Stage 6: API Integration

At this point in the lifecycle, the LLM transitions from a passive chatbot to an active system component that can interact with real-world applications and services via APIs. Whether it’s resetting passwords, retrieving internal data, or processing user requests, API integration introduces significant new power—and corresponding risk. From a security perspective, this is the stage where traditional API security principles converge with LLM-specific concerns like prompt injection, indirect execution, and intent manipulation. It becomes one of the most critical stages for offensive testing, especially as LLM-driven applications begin making decisions and acting on behalf of users.

  • Authentication and Authorization Issues – As LLMs begin triggering API calls, it’s critical to verify that only authorized users can perform sensitive actions. Security teams should ensure strong authentication (e.g., OAuth, API keys) and scoped permissions are in place so the model cannot execute privileged actions on behalf of unauthorized users.
  • Prompt Injection and API Misuse – LLMs interpret natural language and decide which API to call based on user input. Attackers may try to manipulate prompts to trigger unintended or harmful behavior. Security teams should test for prompt injection vulnerabilities, ensuring the model cannot be tricked into calling the wrong API or bypassing safety checks.
  • Lack of Input Validation – If user inputs passed to APIs are not properly validated, they can lead to errors, data leaks, or even injection attacks. Security teams should confirm that middleware and API layers validate and sanitize all input, regardless of whether it came from a user or the LLM.
  • Over-Exposed Functionality – APIs may expose more functionality than the LLM needs, increasing the risk of misuse.
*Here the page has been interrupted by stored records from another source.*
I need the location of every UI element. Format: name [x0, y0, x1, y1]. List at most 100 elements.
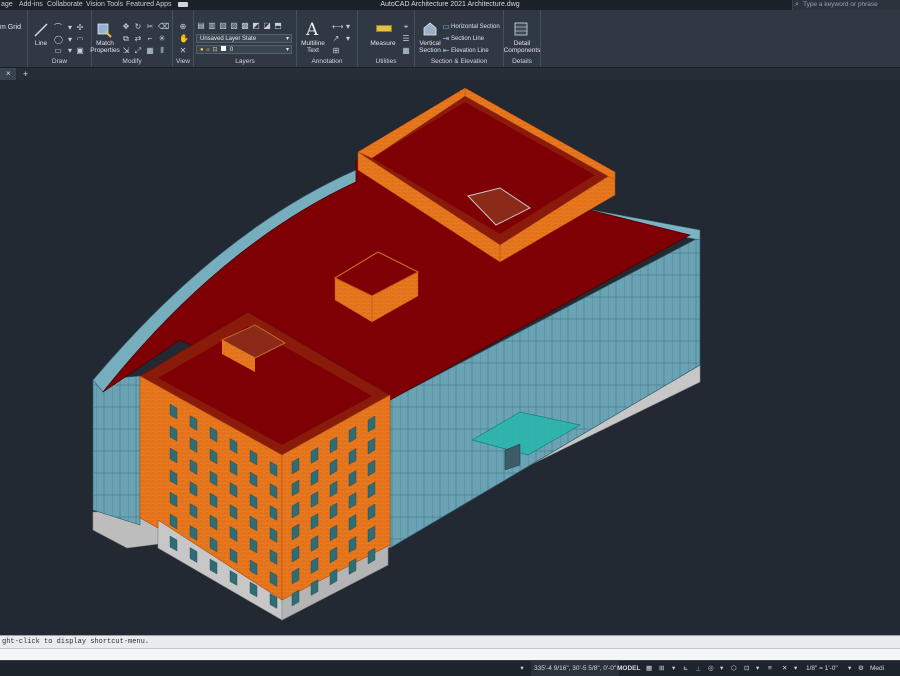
rectangle-icon[interactable]: ▭ [54, 47, 62, 55]
dimension-icon[interactable]: ⟷ [332, 23, 343, 31]
isodraft-icon[interactable]: ⬡ [731, 661, 737, 676]
dropdown-icon[interactable]: ▾ [518, 661, 526, 676]
dropdown-icon[interactable]: ▾ [344, 23, 352, 31]
hatch-icon[interactable]: ✣ [76, 24, 84, 32]
layer-icon[interactable]: ▩ [241, 22, 249, 30]
dropdown-icon[interactable]: ▾ [66, 36, 74, 44]
layer-icon[interactable]: ◩ [252, 22, 260, 30]
match-properties-label[interactable]: Match Properties [90, 40, 120, 54]
building-model [92, 87, 701, 621]
horizontal-section-button[interactable]: Horizontal Section [451, 23, 500, 31]
close-icon[interactable]: × [6, 68, 11, 80]
explode-icon[interactable]: ✳ [158, 35, 166, 43]
section-line-icon[interactable]: ⇥ [442, 35, 450, 43]
arc-icon[interactable]: ◠ [76, 36, 84, 44]
move-icon[interactable]: ✥ [122, 23, 130, 31]
id-point-icon[interactable]: ⌖ [402, 23, 410, 31]
infer-icon[interactable]: ⊾ [683, 661, 688, 676]
match-properties-icon[interactable] [96, 22, 112, 38]
draw-panel-label[interactable]: Draw [28, 57, 91, 67]
section-elevation-panel-label[interactable]: Section & Elevation [415, 57, 503, 67]
offset-icon[interactable]: ⫴ [158, 47, 166, 55]
drawing-canvas[interactable] [0, 80, 900, 635]
measure-icon[interactable] [376, 25, 392, 32]
stretch-icon[interactable]: ⇲ [122, 47, 130, 55]
multiline-text-label[interactable]: Multiline Text [298, 40, 328, 54]
table-icon[interactable]: ⊞ [332, 47, 340, 55]
current-layer-value: 0 [229, 47, 234, 53]
annotation-visibility-icon[interactable]: ✕ [782, 661, 787, 676]
grid-icon[interactable]: ▦ [646, 661, 652, 676]
layer-icon[interactable]: ▧ [219, 22, 227, 30]
modify-panel-label[interactable]: Modify [92, 57, 172, 67]
curved-glass-facade [92, 375, 141, 526]
vertical-section-label[interactable]: Vertical Section [415, 40, 445, 54]
panel-details: Detail Components Details [504, 10, 541, 67]
elevation-line-icon[interactable]: ⇤ [442, 47, 450, 55]
detail-level-button[interactable]: Medi [870, 661, 884, 676]
command-history: ght-click to display shortcut-menu. [0, 635, 900, 649]
panel-utilities: Measure ⌖ ☰ ▦ Utilities [358, 10, 415, 67]
current-layer-select[interactable]: ● ☼ ⊡ 0 ▾ [196, 45, 292, 54]
leader-icon[interactable]: ↗ [332, 35, 340, 43]
section-line-button[interactable]: Section Line [451, 35, 484, 43]
layer-icon[interactable]: ▥ [208, 22, 216, 30]
view-panel-label[interactable]: View [173, 57, 193, 67]
elevation-line-button[interactable]: Elevation Line [451, 47, 489, 55]
new-tab-icon[interactable]: + [23, 68, 28, 80]
dropdown-icon[interactable]: ▾ [720, 661, 723, 676]
search-input[interactable]: ⌕ Type a keyword or phrase [792, 0, 900, 10]
lineweight-icon[interactable]: ≡ [768, 661, 772, 676]
model-space-button[interactable]: MODEL [617, 661, 640, 676]
measure-label[interactable]: Measure [366, 40, 400, 47]
layers-panel-label[interactable]: Layers [194, 57, 296, 67]
rotate-icon[interactable]: ↻ [134, 23, 142, 31]
layer-properties-icon[interactable]: ▤ [197, 22, 205, 30]
layer-icon[interactable]: ◪ [263, 22, 271, 30]
layer-icon[interactable]: ⬒ [274, 22, 282, 30]
layer-state-select[interactable]: Unsaved Layer State ▾ [196, 34, 292, 43]
dropdown-icon[interactable]: ▾ [672, 661, 675, 676]
multiline-text-icon[interactable]: A [306, 20, 318, 40]
polar-icon[interactable]: ◎ [708, 661, 714, 676]
orbit-icon[interactable]: ✕ [179, 47, 187, 55]
line-button-label[interactable]: Line [30, 40, 52, 47]
dropdown-icon[interactable]: ▾ [66, 47, 74, 55]
dropdown-icon[interactable]: ▾ [344, 35, 352, 43]
polyline-icon[interactable]: ⌒ [54, 24, 62, 32]
mirror-icon[interactable]: ⇄ [134, 35, 142, 43]
panel-draw: Line ⌒ ▾ ✣ ◯ ▾ ◠ ▭ ▾ ▣ Draw [28, 10, 92, 67]
line-icon[interactable] [33, 22, 49, 38]
utilities-panel-label[interactable]: Utilities [358, 57, 414, 67]
layer-icon[interactable]: ▨ [230, 22, 238, 30]
dropdown-icon[interactable]: ▾ [848, 661, 851, 676]
detail-components-icon[interactable] [513, 21, 529, 37]
coordinates-readout[interactable]: 335'-4 9/16", 30'-5 5/8", 0'-0" [531, 661, 620, 676]
grid-button[interactable]: m Grid [0, 24, 21, 32]
workspace-icon[interactable]: ⚙ [858, 661, 864, 676]
trim-icon[interactable]: ✂ [146, 23, 154, 31]
detail-components-label[interactable]: Detail Components [503, 40, 541, 54]
object-snap-icon[interactable]: ⊡ [744, 661, 749, 676]
zoom-icon[interactable]: ⊕ [179, 23, 187, 31]
array-icon[interactable]: ▦ [146, 47, 154, 55]
dropdown-icon[interactable]: ▾ [66, 24, 74, 32]
horizontal-section-icon[interactable]: ▭ [442, 23, 450, 31]
annotation-scale-button[interactable]: 1/8" = 1'-0" [806, 661, 838, 676]
snap-icon[interactable]: ⊞ [659, 661, 664, 676]
quick-select-icon[interactable]: ☰ [402, 35, 410, 43]
erase-icon[interactable]: ⌫ [158, 23, 169, 31]
copy-icon[interactable]: ⧉ [122, 35, 130, 43]
circle-icon[interactable]: ◯ [54, 36, 63, 44]
vertical-section-icon[interactable] [422, 21, 438, 37]
dropdown-icon[interactable]: ▾ [794, 661, 797, 676]
pan-icon[interactable]: ✋ [179, 35, 189, 43]
scale-icon[interactable]: ⤢ [134, 47, 142, 55]
boundary-icon[interactable]: ▣ [76, 47, 84, 55]
ortho-icon[interactable]: ⟂ [696, 661, 700, 676]
details-panel-label[interactable]: Details [504, 57, 540, 67]
calculator-icon[interactable]: ▦ [402, 47, 410, 55]
dropdown-icon[interactable]: ▾ [756, 661, 759, 676]
fillet-icon[interactable]: ⌐ [146, 35, 154, 43]
annotation-panel-label[interactable]: Annotation [297, 57, 357, 67]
Security should enforce the principle of least privilege, giving the model access only to the endpoints it truly needs.
  • Relevant OWASP LLM Risks – Many risks in this phase align with the OWASP top risks. Security experts should refer to the list as a guide for testing.

Conclusion

Securing an LLM is a complex and multifaceted challenge that requires a comprehensive, stage-by-stage approach. By partnering with an experienced security team, companies can navigate the unique security considerations of LLM development and deployment, ensuring their models are robust, reliable, and compliant with relevant regulations and industry standards. By prioritizing security from the outset, organizations can unlock the full potential of LLMs while safeguarding their data, their systems, and their reputation.